Having achieved two all-important Olympic standards in the US last month, Jade Nicholls is now one step closer to securing her place on Team GB. We announced our sponsorship of Jade in March and are very pleased to see all of her hard work paying off.
In this special guest post, Jade discusses the positive and negative coverage of the Olympics, her own experiences with journalists and gives her perspective on how the games will impact the public.
The Olympics has created a buzz in the UK but, as with most things, there are sceptics.
How typically English of us to be pessimistic about something so exciting! It’s much easier to criticise the government for everything they’ve done ‘wrong’ than it is to stand up and praise them for their focus on the Olympics. I believe some parts of the UK media tend to take a negative angle by default and then invite the public to join them.
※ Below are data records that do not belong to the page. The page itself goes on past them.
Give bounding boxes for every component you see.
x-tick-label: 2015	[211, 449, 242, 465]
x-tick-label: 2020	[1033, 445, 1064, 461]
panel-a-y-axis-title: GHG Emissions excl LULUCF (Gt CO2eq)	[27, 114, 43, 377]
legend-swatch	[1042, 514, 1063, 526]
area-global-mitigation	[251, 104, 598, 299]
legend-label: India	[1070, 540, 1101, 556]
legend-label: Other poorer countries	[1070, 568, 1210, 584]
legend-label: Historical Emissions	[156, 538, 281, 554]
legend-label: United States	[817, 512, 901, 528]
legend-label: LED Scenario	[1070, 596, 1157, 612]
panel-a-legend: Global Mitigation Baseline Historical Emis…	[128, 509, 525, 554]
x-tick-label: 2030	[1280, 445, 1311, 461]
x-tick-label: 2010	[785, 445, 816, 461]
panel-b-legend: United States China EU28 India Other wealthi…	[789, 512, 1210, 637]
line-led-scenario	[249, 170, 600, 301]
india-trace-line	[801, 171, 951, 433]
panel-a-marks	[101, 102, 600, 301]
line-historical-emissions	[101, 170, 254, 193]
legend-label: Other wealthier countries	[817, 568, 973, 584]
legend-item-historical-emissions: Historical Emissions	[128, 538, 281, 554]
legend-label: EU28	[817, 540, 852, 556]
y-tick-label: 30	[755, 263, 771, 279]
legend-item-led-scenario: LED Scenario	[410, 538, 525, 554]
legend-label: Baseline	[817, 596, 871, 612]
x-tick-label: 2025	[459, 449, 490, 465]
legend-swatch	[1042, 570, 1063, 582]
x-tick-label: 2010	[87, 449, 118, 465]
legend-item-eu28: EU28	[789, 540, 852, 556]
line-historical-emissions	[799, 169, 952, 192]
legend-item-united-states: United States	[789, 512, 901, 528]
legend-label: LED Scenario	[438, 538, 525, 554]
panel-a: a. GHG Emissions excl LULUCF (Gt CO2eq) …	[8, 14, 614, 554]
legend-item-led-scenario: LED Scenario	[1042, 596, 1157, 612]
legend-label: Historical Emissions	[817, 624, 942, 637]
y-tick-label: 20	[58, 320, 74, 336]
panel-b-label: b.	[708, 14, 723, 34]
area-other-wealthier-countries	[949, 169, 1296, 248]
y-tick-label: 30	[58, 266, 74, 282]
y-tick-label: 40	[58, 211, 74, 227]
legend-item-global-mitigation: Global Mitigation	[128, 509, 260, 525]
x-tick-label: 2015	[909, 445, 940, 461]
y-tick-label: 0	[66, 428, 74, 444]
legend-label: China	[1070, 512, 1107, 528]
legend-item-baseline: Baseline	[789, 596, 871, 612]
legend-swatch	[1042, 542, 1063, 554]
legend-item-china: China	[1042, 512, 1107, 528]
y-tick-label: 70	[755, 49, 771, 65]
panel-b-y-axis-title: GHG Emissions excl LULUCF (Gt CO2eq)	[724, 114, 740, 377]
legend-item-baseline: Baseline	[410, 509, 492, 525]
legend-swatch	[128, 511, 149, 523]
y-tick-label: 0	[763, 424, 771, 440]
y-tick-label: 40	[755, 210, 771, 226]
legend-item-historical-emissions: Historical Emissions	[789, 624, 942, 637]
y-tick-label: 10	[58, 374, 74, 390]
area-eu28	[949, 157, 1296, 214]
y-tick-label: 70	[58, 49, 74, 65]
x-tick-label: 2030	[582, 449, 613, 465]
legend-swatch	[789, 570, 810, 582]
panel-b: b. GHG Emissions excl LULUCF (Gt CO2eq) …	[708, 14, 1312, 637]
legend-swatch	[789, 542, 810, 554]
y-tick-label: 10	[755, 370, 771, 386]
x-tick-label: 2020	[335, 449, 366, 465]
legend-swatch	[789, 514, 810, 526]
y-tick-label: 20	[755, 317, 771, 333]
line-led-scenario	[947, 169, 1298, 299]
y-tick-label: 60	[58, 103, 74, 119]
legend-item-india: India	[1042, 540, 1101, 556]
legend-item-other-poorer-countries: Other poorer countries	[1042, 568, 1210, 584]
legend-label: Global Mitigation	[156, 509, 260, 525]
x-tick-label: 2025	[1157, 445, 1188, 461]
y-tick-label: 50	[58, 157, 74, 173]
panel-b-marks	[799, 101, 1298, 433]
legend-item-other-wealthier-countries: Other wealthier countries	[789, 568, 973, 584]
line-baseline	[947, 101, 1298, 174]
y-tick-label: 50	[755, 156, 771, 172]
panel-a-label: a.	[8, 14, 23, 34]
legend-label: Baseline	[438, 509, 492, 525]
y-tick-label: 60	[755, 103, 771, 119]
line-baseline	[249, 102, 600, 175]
UK athletes are often perceived as underachievers because of old tennis and football stereotypes, but we actually have a number of Olympic and world champions among us. Positive press attention on a small number of well-known athletes like Jessica Ennis really spurs me on – I use it as fuel to motivate me.
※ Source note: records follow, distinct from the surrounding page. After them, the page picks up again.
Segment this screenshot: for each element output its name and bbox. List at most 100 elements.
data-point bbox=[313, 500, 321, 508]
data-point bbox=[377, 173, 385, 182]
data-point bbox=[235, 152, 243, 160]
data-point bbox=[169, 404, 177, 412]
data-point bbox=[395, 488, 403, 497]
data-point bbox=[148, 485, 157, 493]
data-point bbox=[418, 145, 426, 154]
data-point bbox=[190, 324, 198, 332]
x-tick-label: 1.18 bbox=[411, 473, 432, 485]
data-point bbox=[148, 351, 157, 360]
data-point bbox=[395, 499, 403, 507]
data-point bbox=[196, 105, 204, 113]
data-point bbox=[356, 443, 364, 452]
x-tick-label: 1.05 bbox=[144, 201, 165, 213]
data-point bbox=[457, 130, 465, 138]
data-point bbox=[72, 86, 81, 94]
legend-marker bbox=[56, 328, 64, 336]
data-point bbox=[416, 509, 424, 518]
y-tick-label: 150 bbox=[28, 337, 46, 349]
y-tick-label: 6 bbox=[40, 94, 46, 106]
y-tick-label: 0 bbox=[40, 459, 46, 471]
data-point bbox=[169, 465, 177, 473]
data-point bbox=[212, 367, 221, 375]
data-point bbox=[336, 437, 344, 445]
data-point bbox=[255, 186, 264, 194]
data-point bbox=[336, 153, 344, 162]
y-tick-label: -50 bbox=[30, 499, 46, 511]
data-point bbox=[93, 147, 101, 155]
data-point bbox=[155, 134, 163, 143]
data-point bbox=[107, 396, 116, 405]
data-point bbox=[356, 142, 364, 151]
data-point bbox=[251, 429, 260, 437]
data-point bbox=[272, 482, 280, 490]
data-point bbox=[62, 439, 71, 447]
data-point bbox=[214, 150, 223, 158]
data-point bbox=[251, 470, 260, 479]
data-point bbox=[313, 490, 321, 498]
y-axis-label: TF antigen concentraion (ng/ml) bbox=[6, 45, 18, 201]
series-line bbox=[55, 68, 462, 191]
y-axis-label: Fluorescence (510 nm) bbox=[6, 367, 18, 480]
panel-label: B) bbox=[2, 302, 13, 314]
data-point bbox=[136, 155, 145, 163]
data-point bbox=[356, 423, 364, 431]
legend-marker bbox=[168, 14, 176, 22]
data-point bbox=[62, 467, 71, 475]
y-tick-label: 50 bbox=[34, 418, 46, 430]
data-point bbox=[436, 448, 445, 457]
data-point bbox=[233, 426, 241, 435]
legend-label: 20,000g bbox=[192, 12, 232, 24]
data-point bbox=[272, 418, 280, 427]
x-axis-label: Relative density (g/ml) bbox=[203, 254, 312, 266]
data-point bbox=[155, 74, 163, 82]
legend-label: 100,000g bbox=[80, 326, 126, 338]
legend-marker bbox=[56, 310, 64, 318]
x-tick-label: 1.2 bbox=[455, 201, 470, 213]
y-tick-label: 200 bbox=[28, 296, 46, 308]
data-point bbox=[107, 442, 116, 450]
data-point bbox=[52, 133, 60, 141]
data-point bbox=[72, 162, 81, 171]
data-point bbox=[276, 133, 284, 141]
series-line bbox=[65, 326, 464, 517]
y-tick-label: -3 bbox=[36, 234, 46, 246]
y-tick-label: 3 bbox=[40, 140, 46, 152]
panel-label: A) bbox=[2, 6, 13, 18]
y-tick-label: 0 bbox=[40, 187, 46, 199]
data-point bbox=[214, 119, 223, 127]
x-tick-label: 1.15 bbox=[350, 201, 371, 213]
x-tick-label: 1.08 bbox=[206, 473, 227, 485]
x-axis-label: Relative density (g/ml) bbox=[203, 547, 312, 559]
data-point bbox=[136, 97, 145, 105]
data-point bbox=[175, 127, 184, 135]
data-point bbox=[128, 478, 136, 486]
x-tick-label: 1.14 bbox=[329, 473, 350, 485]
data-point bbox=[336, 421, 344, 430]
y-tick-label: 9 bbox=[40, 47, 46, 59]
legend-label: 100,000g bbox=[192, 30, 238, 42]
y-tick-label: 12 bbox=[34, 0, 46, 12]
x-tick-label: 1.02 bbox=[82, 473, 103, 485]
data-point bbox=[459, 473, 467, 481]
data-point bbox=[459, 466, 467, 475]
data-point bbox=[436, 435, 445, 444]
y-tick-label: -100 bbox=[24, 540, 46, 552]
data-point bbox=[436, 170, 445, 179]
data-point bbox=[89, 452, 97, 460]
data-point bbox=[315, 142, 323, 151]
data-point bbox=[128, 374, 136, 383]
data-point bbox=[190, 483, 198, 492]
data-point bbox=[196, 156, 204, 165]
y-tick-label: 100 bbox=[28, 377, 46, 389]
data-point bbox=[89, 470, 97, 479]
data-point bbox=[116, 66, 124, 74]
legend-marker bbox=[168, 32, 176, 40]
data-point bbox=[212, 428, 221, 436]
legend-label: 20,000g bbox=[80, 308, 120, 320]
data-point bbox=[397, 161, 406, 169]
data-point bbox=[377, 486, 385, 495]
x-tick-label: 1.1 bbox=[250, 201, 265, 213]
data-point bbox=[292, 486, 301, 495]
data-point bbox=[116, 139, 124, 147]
I think the only press that have been positive towards the Olympics throughout are the sports reporters, as well as many local news reporters. In my experience, Crawley News and Observer have been very supportive, and seem to want to know about my achievements. They don’t steer questions in a way that encourages negativity, but rather offer Joe Public the chance to learn about the local athletes that are either aiming to get to the Games or those that are potential medallists.
The press has the power to rally public feeling for big upcoming events. However, there is a big difference in the way royal events (such as the Royal Wedding and the Queen’s Jubilee) and the Olympics have been portrayed. The Olympics is a much more inclusive event, and as a result, I believe it gives both the public and the press more freedom to say what they really think. The government has much more involvement in the Games, and as money spent on the Olympics is from the public purse, some people were always going to oppose the Olympics coming to London. It becomes a political issue.
However, thousands of people will be inspired by the Games. Kids will feel motivated to take up sport after watching the Olympics, and that will make it all worthwhile. Those kinds of things are priceless. I think it’s an exceptionally proud time to be British – hopefully in the end the press will too.